WPA2 security hole discoveredJuly 26, 2010 – 5:39 AM
Security experts at AirTight Networks have discovered a hole in the WPA2 Wi-Fi security protocol. The security hole was named as Hole 196 after the number of the relevant page in the IEEE 802.11 (2007) standard document:. Right at the bottom of this page, the IEEE introduces the keys used by WPA2: the PTK (Pairwise Transient Key), which is unique for every Wi-Fi client and used for unicast traffic, and the GTK (Group Temporal Key) used for broadcasts. While data forgeries and spoofed mac addresses can be detected with the PTK, the GTK does not offer this functionality.

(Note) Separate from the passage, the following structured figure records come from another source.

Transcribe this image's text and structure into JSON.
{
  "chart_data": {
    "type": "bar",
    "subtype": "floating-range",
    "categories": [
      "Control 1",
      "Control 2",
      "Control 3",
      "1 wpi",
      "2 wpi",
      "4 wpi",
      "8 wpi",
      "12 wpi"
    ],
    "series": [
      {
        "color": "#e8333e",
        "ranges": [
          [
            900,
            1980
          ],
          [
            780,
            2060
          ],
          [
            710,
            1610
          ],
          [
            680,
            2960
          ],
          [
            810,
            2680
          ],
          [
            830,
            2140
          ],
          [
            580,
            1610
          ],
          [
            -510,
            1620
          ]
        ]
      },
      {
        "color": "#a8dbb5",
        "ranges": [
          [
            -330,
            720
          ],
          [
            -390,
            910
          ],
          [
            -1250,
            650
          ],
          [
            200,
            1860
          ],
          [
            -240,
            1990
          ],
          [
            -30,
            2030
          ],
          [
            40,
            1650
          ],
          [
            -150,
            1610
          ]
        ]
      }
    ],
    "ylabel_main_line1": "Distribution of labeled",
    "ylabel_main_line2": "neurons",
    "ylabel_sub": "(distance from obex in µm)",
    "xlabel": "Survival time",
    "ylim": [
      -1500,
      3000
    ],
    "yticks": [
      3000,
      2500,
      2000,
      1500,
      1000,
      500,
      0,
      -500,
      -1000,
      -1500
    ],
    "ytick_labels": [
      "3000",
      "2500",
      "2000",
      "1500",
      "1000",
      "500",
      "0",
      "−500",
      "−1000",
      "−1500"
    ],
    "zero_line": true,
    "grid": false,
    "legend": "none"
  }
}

The AirTight experts say that this is the crux of the matter, because it allows a client to generate arbitrary broadcast packets other clients respond to with information about their secret PTKs which can be decrypted by attackers. AirTight reportedly only needed to add 10 extra lines of code to the Madwifi driver to make a PC with an ordinary Wi-Fi card act like an access point. Attackers could reportedly exploit this to cause damage on the network, for instance via denial-of-service (DoS) attacks. The experts say that the only factor mitigating the attack potential is that attackers need to be internal, authorised Wi-Fi users. They do not anticipate that a patch will become available because “Hole 196” is written into the standard.